2003-03-25 11:58:06 AM  
Sir, I have no question for you today. I would simply like to thank you for liberating Iraq despite the pleas of a few uninformed children.
 
2003-03-25 12:23:59 PM  
When your cousin Kevin Rafferty worked the cameras for Michael Moore's film "Roger & Me," and you took part in a family screening of it at Camp David when your dad was in office, did anyone shed tears over people being evicted on Christmas Day, or did you all say "Nice camerawork, Kev!"?
 
2003-03-25 12:39:45 PM  
I might go with the classic question from MTV's rock the vote that helped Clinton win his first time:

Boxers or briefs? (I'm guessing really tight briefs.)
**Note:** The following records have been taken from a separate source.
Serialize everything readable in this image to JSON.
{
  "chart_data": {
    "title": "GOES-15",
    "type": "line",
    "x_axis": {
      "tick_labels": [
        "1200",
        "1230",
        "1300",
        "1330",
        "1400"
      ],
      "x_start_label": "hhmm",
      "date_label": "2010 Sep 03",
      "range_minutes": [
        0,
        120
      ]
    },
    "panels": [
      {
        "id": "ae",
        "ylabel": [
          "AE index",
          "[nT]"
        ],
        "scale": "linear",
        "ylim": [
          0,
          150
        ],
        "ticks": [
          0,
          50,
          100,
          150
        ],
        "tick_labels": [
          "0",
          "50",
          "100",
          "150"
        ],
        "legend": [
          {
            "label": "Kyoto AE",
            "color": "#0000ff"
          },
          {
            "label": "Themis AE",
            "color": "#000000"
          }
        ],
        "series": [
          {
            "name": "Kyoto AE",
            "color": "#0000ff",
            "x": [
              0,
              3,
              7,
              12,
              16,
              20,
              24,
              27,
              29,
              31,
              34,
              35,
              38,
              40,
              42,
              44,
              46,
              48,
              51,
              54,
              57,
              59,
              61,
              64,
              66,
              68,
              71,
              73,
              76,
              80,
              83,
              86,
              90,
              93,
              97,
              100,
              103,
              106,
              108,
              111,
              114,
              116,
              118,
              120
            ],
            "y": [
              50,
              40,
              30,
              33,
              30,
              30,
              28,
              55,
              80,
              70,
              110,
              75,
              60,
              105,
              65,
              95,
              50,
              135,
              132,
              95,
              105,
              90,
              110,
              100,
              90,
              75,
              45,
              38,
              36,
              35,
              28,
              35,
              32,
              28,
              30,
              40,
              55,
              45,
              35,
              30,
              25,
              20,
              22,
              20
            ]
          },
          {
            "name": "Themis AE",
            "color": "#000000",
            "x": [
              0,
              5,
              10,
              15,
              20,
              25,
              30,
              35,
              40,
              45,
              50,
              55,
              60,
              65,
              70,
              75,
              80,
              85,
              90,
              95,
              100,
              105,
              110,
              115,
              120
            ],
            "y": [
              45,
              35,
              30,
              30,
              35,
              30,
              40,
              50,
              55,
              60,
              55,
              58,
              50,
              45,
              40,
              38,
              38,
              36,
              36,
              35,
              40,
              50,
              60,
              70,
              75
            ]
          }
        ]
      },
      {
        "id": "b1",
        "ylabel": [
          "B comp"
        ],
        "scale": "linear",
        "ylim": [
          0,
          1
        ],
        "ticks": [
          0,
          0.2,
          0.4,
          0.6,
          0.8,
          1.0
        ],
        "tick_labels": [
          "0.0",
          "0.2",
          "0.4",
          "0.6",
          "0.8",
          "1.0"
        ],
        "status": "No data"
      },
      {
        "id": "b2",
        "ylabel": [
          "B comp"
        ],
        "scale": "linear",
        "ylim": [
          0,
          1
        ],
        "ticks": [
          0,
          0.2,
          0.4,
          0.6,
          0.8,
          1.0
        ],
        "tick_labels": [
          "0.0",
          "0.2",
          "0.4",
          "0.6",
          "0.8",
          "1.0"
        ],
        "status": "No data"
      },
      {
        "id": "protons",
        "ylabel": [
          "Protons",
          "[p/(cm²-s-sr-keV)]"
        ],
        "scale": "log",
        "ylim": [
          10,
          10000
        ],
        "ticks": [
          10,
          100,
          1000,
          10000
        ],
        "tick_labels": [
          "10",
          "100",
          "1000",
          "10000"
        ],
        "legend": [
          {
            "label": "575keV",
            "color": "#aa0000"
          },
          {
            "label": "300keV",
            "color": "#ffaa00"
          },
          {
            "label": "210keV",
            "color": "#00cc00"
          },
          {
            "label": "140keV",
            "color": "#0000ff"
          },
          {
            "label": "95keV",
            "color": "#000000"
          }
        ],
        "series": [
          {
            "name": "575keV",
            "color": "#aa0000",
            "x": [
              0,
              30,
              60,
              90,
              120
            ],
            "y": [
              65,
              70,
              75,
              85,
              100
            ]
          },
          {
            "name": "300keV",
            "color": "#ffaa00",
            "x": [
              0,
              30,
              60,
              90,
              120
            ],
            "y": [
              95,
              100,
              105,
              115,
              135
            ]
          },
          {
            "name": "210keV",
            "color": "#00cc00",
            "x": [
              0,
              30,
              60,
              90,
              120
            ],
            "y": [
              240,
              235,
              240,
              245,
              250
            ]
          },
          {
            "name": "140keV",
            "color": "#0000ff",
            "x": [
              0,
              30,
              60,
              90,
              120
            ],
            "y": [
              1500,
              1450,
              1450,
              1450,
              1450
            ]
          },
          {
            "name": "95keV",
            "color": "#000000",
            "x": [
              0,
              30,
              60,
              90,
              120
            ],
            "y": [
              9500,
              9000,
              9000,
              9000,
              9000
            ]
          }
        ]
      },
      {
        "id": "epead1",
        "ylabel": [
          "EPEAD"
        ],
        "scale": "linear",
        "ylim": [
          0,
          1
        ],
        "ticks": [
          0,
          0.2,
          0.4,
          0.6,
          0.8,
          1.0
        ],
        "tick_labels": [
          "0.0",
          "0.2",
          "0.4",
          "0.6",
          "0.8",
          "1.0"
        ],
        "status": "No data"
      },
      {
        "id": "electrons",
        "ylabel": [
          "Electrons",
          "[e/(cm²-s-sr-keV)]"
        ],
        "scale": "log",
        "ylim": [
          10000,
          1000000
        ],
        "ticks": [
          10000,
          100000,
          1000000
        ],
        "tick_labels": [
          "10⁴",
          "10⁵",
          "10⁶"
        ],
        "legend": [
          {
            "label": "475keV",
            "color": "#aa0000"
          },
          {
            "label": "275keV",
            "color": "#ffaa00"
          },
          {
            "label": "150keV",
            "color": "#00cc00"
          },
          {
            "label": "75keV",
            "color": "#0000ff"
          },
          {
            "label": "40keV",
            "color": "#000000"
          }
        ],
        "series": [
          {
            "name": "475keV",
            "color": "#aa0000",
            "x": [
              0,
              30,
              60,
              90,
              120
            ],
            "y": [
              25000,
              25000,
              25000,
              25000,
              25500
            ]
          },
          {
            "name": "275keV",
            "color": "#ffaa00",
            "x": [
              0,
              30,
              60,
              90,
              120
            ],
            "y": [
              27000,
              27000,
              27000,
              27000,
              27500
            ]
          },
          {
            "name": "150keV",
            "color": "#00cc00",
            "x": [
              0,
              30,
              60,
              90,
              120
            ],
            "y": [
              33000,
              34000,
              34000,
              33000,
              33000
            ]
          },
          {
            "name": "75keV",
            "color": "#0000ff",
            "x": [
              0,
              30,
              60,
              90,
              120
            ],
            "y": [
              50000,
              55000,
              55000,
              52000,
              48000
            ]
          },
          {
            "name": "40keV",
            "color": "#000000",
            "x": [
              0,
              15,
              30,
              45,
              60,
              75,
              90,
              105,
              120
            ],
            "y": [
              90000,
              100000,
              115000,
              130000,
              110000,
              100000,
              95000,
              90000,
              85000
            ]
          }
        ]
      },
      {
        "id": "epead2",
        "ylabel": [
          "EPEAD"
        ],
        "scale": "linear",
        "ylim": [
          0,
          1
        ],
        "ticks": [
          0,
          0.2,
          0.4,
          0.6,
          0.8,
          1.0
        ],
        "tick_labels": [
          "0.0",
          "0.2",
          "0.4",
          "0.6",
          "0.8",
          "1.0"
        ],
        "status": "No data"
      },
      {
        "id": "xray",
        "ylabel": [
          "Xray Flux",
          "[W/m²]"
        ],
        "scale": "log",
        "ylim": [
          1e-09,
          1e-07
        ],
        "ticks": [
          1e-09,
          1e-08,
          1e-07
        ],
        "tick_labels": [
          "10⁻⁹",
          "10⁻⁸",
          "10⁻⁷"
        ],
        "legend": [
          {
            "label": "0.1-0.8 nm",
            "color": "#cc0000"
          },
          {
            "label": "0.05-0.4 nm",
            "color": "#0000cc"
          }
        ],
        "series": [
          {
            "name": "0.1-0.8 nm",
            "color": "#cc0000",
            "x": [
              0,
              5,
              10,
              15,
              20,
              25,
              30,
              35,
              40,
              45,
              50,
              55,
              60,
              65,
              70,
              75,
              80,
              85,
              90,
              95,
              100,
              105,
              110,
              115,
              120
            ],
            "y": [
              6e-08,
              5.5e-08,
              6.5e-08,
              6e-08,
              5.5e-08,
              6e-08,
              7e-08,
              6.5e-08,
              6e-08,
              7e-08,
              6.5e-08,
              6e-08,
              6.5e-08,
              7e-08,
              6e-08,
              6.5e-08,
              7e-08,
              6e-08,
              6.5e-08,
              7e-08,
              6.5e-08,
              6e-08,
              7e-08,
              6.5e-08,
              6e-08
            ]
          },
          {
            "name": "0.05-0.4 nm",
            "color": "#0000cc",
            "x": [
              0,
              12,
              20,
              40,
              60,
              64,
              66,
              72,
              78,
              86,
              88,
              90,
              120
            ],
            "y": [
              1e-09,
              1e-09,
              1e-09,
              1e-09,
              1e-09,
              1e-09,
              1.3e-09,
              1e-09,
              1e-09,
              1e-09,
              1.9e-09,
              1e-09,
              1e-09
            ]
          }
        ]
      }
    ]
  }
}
RevBigfoot: Just so you know, when someone joins the skull and bones, they don't have to have sex with animals. They have to lie in a coffin and masterbate while they tell all of their dirtiest fantasies to the group of members standing around them. This is true. Bush Sr. did it and so did Jr. Ecch.
 
2003-03-25 12:43:39 PM  
How does it feel knowing you didn't make it into office legitimately?
 
2003-03-25 1:00:38 PM  
Where do babies come from?
 
2003-03-25 1:00:47 PM  
2 + 2 = ?
 
2003-03-25 1:00:50 PM  
Do you think I should get implants?
 
2003-03-25 1:01:55 PM  
Thank you for your great work in helping to rid the world of people that would sooner end it given half the chance.
 
2003-03-25 1:02:24 PM  
What is your FARK user name?
 
2003-03-25 1:02:34 PM  
Where do you think historians will rank you among the one-term presidents?
 
2003-03-25 1:03:03 PM  
"My friends all need your daughters' cell phone numbers. They said something about wanting to hit it and thought the girls wouldn't mind helping."
 
2003-03-25 1:03:23 PM  
Will the other door lie to me?
 
2003-03-25 1:03:26 PM  
Where is Dick Cheney?
 
2003-03-25 1:04:11 PM  
Do these turn you on?
 
2003-03-25 1:04:12 PM  
"What is the air-speed velocity of an unladen swallow?"
 
2003-03-25 1:04:20 PM  
Is that a beautiful, nude, playmate outside your window?

Then when he leans out to look, push him.